4 Companies putting droids to work in their warehouses


The mobile robotic drive units, or bots, roll through warehouses at 3 miles an hour, using barcodes on the floor to help them feel their way around. And guess what? Their putting warehouse workers out of work, because they're more efficient, don't take coffee breaks, and can lift half a ton. Here are four companies already rolling with bots:

1. Walgreens The Mt. Vernon, Illinois facility uses more than 1,000 droids to fulfill orders. Merchandise is stored in central pods and when an order comes in, human operators dispatch the bots to pick up the appropriate pod containing the item ordered. When the bot brings the pod, the operator then finds the item he or she needs, and the bot takes the pod back to its storage location.

2. Zappos In Shepherdsville, Kentucky, 72 bots roam the 832,000 sq ft Zappos warehouse organizing and delivering shelves of goods to operators, who then pack the items into boxes for shipping. The bots are also in charge of shifting the inventory.

3. Staples At Staples' Chambersburg, Pa., warehouse, the bots have helped operators triple their productivity, roaming the 500,000 sq ft facility much the same way they do at Walgreens, fetching centrally stored pods. One of the big draws of the bot-system, which is made by Kiva Systems, is that it allows companies like Staples, which is always changing its inventory, to be flexible. The whole warehouse can easily be reconfigured to accommodate changes or the need to store a new range of products.

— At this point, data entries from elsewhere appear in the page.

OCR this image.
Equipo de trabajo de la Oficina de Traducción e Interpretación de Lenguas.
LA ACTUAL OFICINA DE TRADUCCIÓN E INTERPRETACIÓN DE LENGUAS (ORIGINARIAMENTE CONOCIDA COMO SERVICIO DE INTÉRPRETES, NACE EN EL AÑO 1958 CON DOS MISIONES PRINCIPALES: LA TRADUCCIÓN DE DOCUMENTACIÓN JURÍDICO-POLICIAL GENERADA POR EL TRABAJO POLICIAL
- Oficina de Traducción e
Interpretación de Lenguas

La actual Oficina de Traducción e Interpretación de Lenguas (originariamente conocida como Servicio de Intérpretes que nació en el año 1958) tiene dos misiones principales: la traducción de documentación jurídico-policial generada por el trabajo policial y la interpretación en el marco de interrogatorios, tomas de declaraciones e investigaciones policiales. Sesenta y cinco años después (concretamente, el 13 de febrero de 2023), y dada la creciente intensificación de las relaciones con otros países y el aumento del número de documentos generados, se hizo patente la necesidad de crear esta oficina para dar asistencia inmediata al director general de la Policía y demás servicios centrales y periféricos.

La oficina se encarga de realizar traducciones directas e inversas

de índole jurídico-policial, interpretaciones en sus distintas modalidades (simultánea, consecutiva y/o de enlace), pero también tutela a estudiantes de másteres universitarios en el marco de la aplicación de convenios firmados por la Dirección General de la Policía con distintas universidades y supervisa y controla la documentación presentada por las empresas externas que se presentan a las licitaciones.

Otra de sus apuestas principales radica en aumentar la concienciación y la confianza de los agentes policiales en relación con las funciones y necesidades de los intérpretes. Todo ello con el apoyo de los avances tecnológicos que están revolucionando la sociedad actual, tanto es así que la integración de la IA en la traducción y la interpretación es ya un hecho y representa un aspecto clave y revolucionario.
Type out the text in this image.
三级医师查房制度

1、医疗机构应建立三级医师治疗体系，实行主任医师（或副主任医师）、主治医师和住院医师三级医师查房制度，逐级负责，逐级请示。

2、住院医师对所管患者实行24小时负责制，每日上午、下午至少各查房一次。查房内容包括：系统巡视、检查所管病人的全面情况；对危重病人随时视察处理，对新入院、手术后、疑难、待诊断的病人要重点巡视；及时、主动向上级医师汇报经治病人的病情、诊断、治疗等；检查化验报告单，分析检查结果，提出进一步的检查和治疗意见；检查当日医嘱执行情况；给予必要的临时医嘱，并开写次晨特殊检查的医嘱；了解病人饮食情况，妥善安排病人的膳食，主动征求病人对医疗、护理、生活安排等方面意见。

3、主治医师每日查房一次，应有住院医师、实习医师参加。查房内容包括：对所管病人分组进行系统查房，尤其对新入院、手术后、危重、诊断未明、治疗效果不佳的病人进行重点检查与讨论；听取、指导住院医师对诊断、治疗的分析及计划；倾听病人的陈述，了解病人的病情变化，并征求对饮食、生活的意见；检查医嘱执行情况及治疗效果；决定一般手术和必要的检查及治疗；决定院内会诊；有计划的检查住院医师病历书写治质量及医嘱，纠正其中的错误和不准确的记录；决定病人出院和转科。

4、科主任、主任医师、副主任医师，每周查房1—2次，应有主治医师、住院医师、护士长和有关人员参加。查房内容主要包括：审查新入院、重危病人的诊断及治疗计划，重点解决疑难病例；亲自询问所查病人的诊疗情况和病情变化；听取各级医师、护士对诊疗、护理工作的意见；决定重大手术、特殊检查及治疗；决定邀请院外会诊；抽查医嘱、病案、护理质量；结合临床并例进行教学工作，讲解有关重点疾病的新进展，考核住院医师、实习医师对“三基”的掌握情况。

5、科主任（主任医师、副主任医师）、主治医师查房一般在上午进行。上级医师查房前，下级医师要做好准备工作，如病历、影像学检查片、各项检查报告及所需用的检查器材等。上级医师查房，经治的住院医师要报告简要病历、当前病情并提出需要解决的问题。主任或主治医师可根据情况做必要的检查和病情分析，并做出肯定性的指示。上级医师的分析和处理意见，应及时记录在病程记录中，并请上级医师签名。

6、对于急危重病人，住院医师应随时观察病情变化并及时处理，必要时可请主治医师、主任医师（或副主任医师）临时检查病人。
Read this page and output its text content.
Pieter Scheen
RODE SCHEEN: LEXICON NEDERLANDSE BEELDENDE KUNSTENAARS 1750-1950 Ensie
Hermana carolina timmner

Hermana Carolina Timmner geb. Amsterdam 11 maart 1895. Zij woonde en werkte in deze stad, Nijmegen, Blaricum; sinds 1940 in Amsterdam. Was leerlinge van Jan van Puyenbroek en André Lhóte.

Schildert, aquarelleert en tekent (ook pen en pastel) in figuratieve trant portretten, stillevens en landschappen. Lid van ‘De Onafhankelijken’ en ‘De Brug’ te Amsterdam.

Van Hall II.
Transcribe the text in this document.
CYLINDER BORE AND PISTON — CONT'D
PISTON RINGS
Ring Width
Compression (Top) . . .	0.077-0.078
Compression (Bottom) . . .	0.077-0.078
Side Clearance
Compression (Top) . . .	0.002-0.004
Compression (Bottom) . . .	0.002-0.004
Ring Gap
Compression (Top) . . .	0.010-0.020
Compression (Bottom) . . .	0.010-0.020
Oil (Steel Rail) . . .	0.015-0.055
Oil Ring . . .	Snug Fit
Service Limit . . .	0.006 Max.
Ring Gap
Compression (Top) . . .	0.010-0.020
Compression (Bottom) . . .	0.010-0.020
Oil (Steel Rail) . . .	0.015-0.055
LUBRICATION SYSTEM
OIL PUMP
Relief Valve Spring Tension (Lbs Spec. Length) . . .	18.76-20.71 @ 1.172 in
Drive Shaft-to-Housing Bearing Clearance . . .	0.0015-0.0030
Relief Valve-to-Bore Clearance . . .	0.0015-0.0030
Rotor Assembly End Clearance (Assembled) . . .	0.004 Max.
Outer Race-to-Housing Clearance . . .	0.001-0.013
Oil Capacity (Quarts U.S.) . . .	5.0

4. The Gap Until now, the Gap has relied on sorter technology to increase order-picking efficiency. But the many undesirable side-effects, including a lot more end-to-end merchandise "˜touches,' and big-time bottlenecks when the conveyor belts fail, have motivated them to switch to bots, too. With their exploding e-commerce sales (they now allow you to buy stuff from Old Navy and Banana Republic, too), they've decided it's time to lean on the droids to help fill orders.